Pengelolaan keuangan negara sebagaimana dimaksud dalam Undang-Undang Dasar Negara Republik Indonesia Tahun 1945 perlu dilaksanakan secara profesional, terbuka, dan bertanggung jawab untuk sebesar-besarnya kemakmuran rakyat, yang diwujudkan dalam Anggaran Pendapatan dan Belanja Negara (APBN) dan Anggaran Pendapatan dan Belanja Daerah (APBD).
Kata Farid, dalam era otonomi daerah, pemerintah telah memberikan kesempatan yang luas bagi pemerintah daerah untuk meningkatkan kesejahteraan rakyatnya. Dimana pemerintah daerah dapat mengatur sendiri beberapa aspek kehidupan di daerahnya, baik aspek ekonomi, pendidikan, kesehatan, sosial, maupun budaya.
Dalam aspek ekonomi, pemerintah daerah memiliki kewenangan untuk membentuk suatu BUMD.
Namun katanya, beberapa fakta menunjukan belum optimalnya BUMD baik dari sisi keuangan maupun kinerja.
“Dengan kondisi ini, dan ditambah adanya praktik mismanagement yang mengarah pada inefisiensi dan kecurangan, maka BUMD perlu dan penting untuk melakukan pembenahan sehingga terjadi percepatan pelayanan publik.

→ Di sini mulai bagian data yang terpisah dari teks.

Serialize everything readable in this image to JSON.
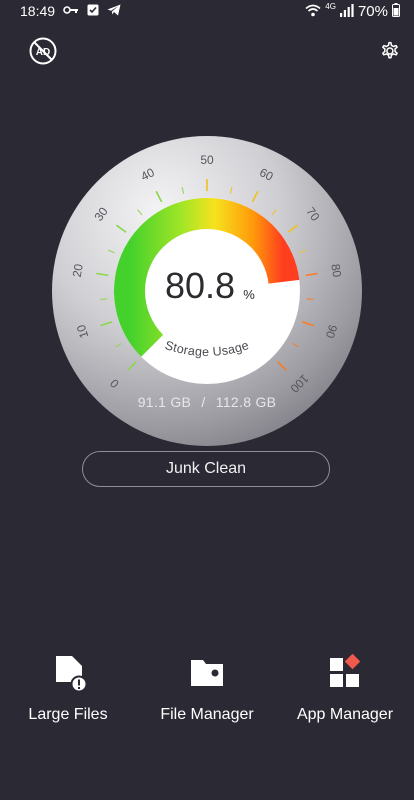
{
  "status_bar": {
    "time": "18:49",
    "network": "4G",
    "battery": "70%"
  },
  "header": {
    "left_icon": "no-ads-icon",
    "left_icon_text": "AD",
    "right_icon": "settings-gear-icon"
  },
  "gauge": {
    "percent_value": "80.8",
    "percent_unit": "%",
    "label": "Storage Usage",
    "scale_labels": [
      "0",
      "10",
      "20",
      "30",
      "40",
      "50",
      "60",
      "70",
      "80",
      "90",
      "100"
    ],
    "fill_fraction": 0.808
  },
  "storage": {
    "used": "91.1 GB",
    "separator": "/",
    "total": "112.8 GB"
  },
  "junk_clean_label": "Junk Clean",
  "tools": [
    {
      "label": "Large Files",
      "icon": "large-files-icon"
    },
    {
      "label": "File Manager",
      "icon": "folder-icon"
    },
    {
      "label": "App Manager",
      "icon": "app-grid-icon"
    }
  ],
  "colors": {
    "background": "#2b2933",
    "gauge_green": "#44d12c",
    "gauge_yellow": "#f6e21e",
    "gauge_orange": "#ff8a00",
    "gauge_red": "#ff3d1f"
  }
}
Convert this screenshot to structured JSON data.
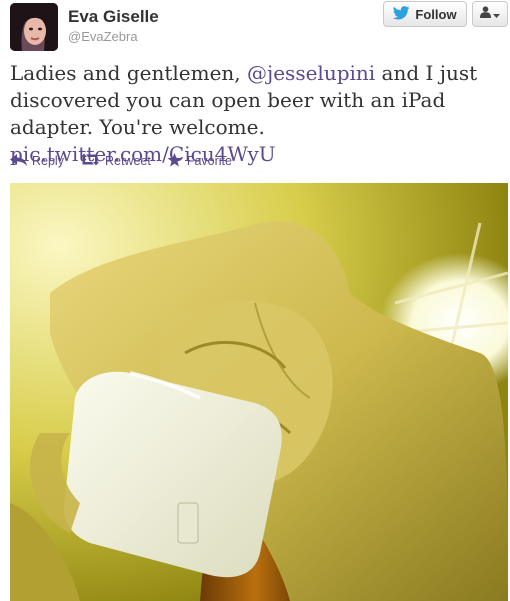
{
  "user": {
    "name": "Eva Giselle",
    "handle": "@EvaZebra"
  },
  "buttons": {
    "follow_label": "Follow"
  },
  "tweet": {
    "text_1": "Ladies and gentlemen, ",
    "mention": "@jesselupini",
    "text_2": " and I just discovered you can open beer with an iPad adapter. You're welcome. ",
    "pic_link": "pic.twitter.com/Cicu4WyU"
  },
  "actions": {
    "reply": "Reply",
    "retweet": "Retweet",
    "favorite": "Favorite"
  },
  "icons": {
    "follow": "bird-icon",
    "user_menu": "person-icon",
    "reply": "reply-arrow-icon",
    "retweet": "retweet-icon",
    "favorite": "star-icon"
  },
  "colors": {
    "link": "#5c4a8f",
    "twitter_blue": "#2da2e1"
  }
}
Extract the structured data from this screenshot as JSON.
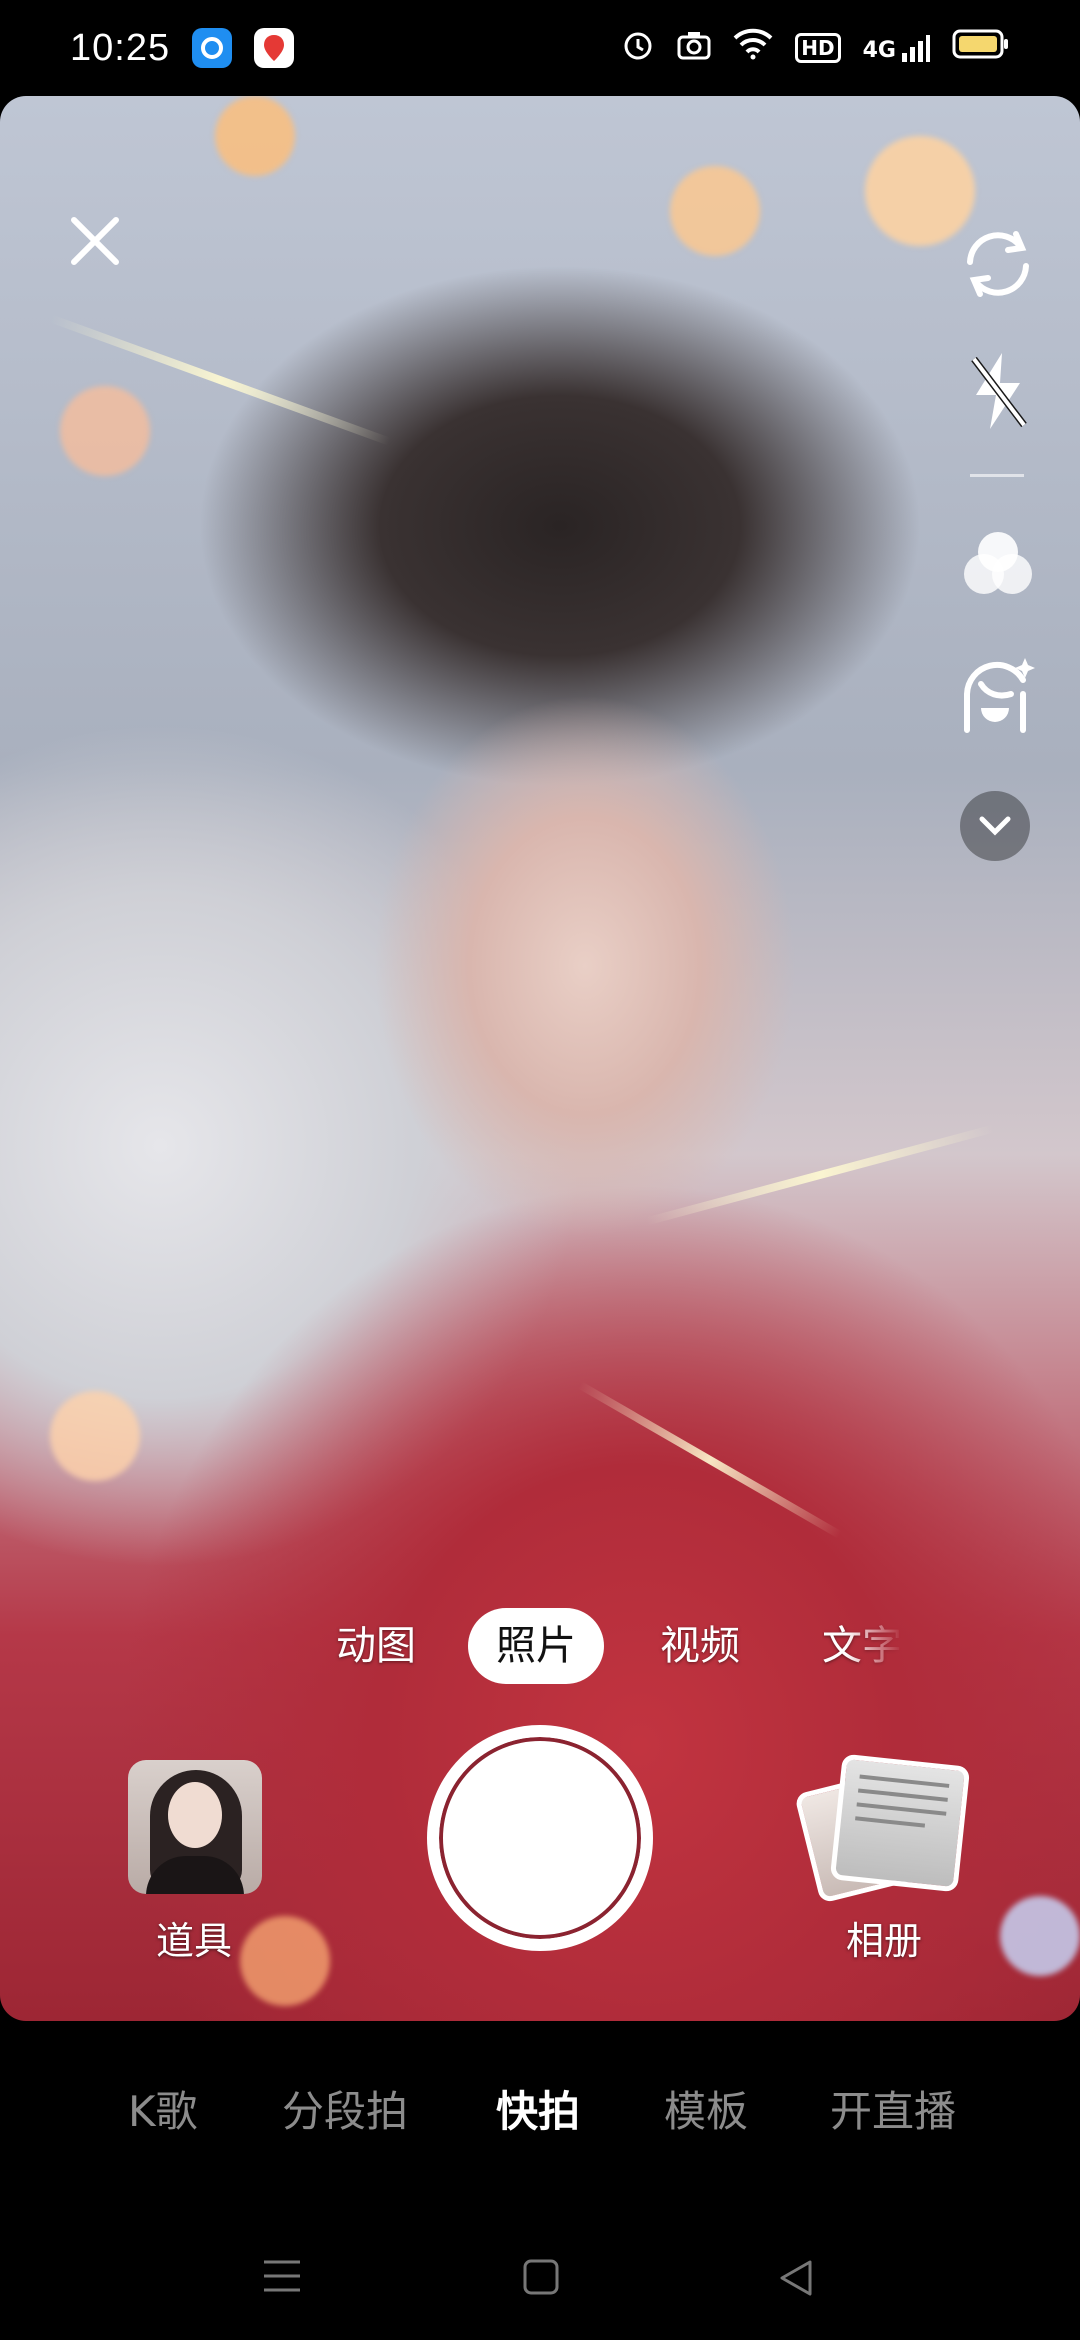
{
  "status": {
    "time": "10:25",
    "hd_label": "HD",
    "network": "4G",
    "battery_color": "#f5d76e"
  },
  "camera": {
    "close_icon": "close-icon",
    "flip_icon": "flip-camera-icon",
    "flash_icon": "flash-off-icon",
    "filter_icon": "filter-icon",
    "beauty_icon": "beauty-icon",
    "more_icon": "chevron-down-icon"
  },
  "modes": {
    "items": [
      "动图",
      "照片",
      "视频",
      "文字"
    ],
    "active": "照片"
  },
  "controls": {
    "props_label": "道具",
    "album_label": "相册"
  },
  "bottom_tabs": {
    "items": [
      "K歌",
      "分段拍",
      "快拍",
      "模板",
      "开直播"
    ],
    "active": "快拍"
  },
  "nav": {
    "menu_icon": "menu-icon",
    "home_icon": "home-icon",
    "back_icon": "back-icon"
  }
}
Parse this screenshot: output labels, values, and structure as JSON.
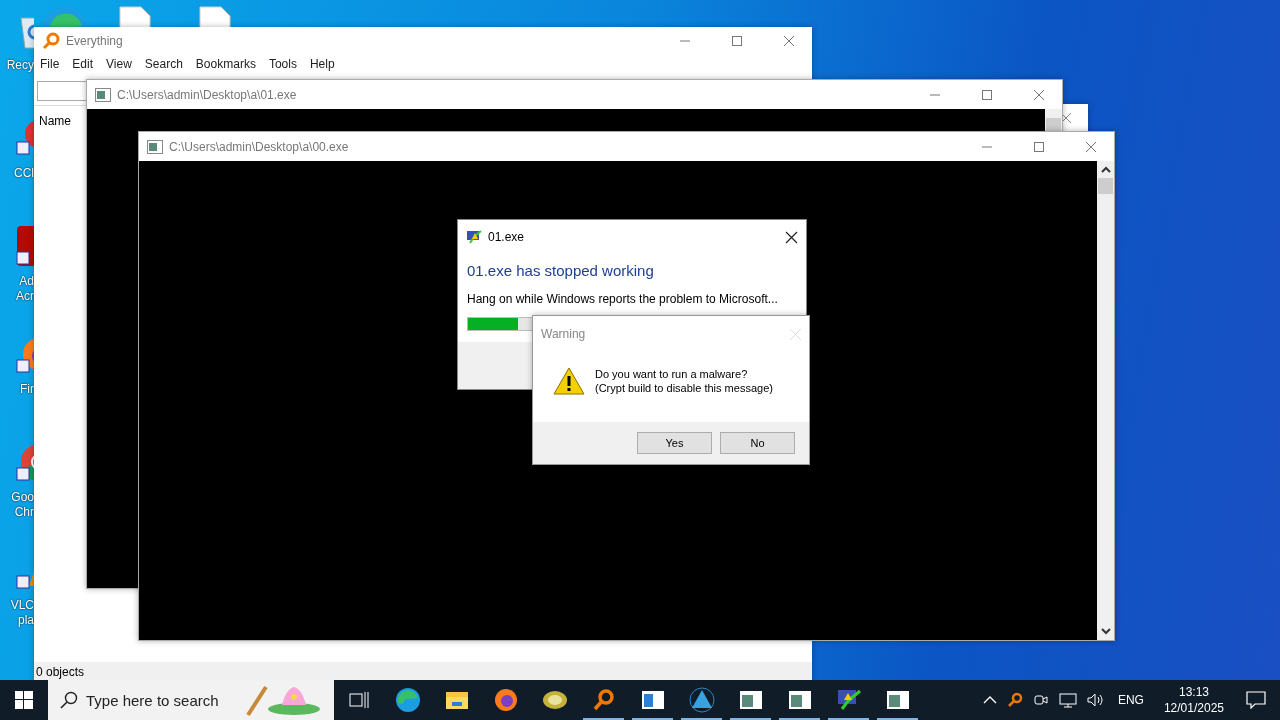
{
  "desktop_top_icons": [
    {
      "kind": "edge"
    },
    {
      "kind": "file"
    },
    {
      "kind": "file"
    }
  ],
  "desktop_icons": [
    {
      "kind": "recycle",
      "label": [
        "Recy"
      ]
    },
    {
      "kind": "ccleaner",
      "label": [
        "CCl"
      ]
    },
    {
      "kind": "acrobat",
      "label": [
        "Ad",
        "Acr"
      ]
    },
    {
      "kind": "firefox",
      "label": [
        "Fir"
      ]
    },
    {
      "kind": "chrome",
      "label": [
        "Goo",
        "Chr"
      ]
    },
    {
      "kind": "vlc",
      "label": [
        "VLC",
        "pla"
      ]
    }
  ],
  "everything_window": {
    "title": "Everything",
    "menu": [
      "File",
      "Edit",
      "View",
      "Search",
      "Bookmarks",
      "Tools",
      "Help"
    ],
    "column": "Name",
    "status": "0 objects"
  },
  "console_windows": [
    {
      "title": "C:\\Users\\admin\\Desktop\\a\\01.exe"
    },
    {
      "title": "C:\\Users\\admin\\Desktop\\a\\00.exe"
    }
  ],
  "error_dialog": {
    "title": "01.exe",
    "heading": "01.exe has stopped working",
    "message": "Hang on while Windows reports the problem to Microsoft...",
    "level": 0.15
  },
  "warning_dialog": {
    "title": "Warning",
    "lines": [
      "Do you want to run a malware?",
      "(Crypt build to disable this message)"
    ],
    "buttons": [
      "Yes",
      "No"
    ]
  },
  "taskbar": {
    "placeholder": "Type here to search",
    "apps": [
      {
        "kind": "edge",
        "running": false
      },
      {
        "kind": "folder",
        "running": false
      },
      {
        "kind": "firefox",
        "running": false
      },
      {
        "kind": "kiwi",
        "running": false
      },
      {
        "kind": "everything",
        "running": true
      },
      {
        "kind": "window",
        "running": true
      },
      {
        "kind": "triangle",
        "running": true
      },
      {
        "kind": "console",
        "running": true
      },
      {
        "kind": "console",
        "running": true
      },
      {
        "kind": "warning",
        "running": true
      },
      {
        "kind": "console",
        "running": true
      }
    ],
    "language": "ENG",
    "time": "13:13",
    "date": "12/01/2025"
  }
}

Jakpro, tercatat sebagai BUMD Pemerintah Provinsi DKI Jakarta yang bergerak di tiga bidang bisnis yaitu properti, infrastruktur dan utilitas,” paparnya.
Sejarah Jakpro berawal dari Pluit, Jakarta Utara. Perusahaan properti dan infrastruktur milik Pemerintah Provinsi DKI Jakarta ini awalnya sebuah Badan Pengelola Lingkungan (BPL) yang didirikan pada tahun 1960 dengan tanggung jawab mengelola kawasan Pluit. Selanjutnya pada September 1997 didirikan PT Pembangunan Pluit Jaya dengan limpahan aset dari eks BPL Pluit.
Kemudian setelah merger dengan PT Pembangunan Pantai Utara Jakarta, PT Pembangunan Pluit Jaya berubah menjadi PT Jakpro pada 15 Desember 2000 sebagai subholding bagi Badan Usaha Milik Daerah bidang properti milik Pemerintah DKI Jakarta.
Selain itu Jakpro juga mengembangkan usahanya dengan mendirikan PT JUP, yang telah ditugaskan untuk mengelola kebutuhan DKI Jakarta dalam distribusi minyak & gas, manajemen aset & properti, pabrik pengolahan air, manajemen parkir, pembangkit listrik.
“Salah satu tugas PT JUP mengelola asset & properti milik PT Jakpro berupa lahan dan bangunan, serta perawatan ruang terbuka hijau” ungkapnya.